Dinner was included at the hotel tonight. It was at 8pm! It
has been a long day. It was a set menu so we had to order this morning. I ordered
beef with gnocchi and Clay ordered vegetarian because he didn’t want salmon.
Vegetarian was fried cheese and risotto. He didn’t want that either. I switched
with him, but he didn’t want the beef either because it was covered in a local
sauce of some kind that was kind of sweet. They served a minestrone type soup.
Clay ate both bowls. They served some kind of salad that I didn’t touch and he
ate his. They served some weird dessert with 3 layers that neither of us could
identify but we mostly ate it. Now it is past our bedtimes.

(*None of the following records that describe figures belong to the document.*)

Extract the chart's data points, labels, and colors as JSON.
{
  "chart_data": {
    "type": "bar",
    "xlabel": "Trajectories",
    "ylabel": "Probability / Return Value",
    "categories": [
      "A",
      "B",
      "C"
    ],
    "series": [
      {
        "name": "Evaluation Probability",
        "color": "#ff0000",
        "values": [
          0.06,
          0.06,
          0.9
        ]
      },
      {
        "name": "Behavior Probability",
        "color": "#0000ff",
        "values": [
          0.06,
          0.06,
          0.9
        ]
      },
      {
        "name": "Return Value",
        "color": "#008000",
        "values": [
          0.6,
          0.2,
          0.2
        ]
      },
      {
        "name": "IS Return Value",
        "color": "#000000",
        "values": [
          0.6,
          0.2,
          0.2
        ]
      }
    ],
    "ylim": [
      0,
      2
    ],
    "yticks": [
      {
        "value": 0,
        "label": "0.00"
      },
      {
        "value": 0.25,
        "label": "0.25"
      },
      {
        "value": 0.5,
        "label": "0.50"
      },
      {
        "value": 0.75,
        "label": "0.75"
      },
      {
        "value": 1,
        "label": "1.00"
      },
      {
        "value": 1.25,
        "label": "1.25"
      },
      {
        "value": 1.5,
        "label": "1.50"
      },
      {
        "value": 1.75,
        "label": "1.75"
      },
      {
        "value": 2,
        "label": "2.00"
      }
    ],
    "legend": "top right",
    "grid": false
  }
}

We have our earliest start tomorrow for what Gabriella calls
our most physically demanding day. We have breakfast from 6am to 8am. Bags out
at 7:15am. Bus leaves at 8am. We go to Trogir in the morning. We stop somewhere
for free time for lunch. In the afternoon, we arrive at Plitvice Lakes and
spend about 3-4 hours hiking 4 of the 16 terraced lakes. She says it is over
200 steps back to the hotel at the end of hours of walking. She didn’t specify
if it was up or down the stairs! I can’t imagine that it will be more strenuous
than the Dubrovnik city walls walk, but I’ll let you know tomorrow.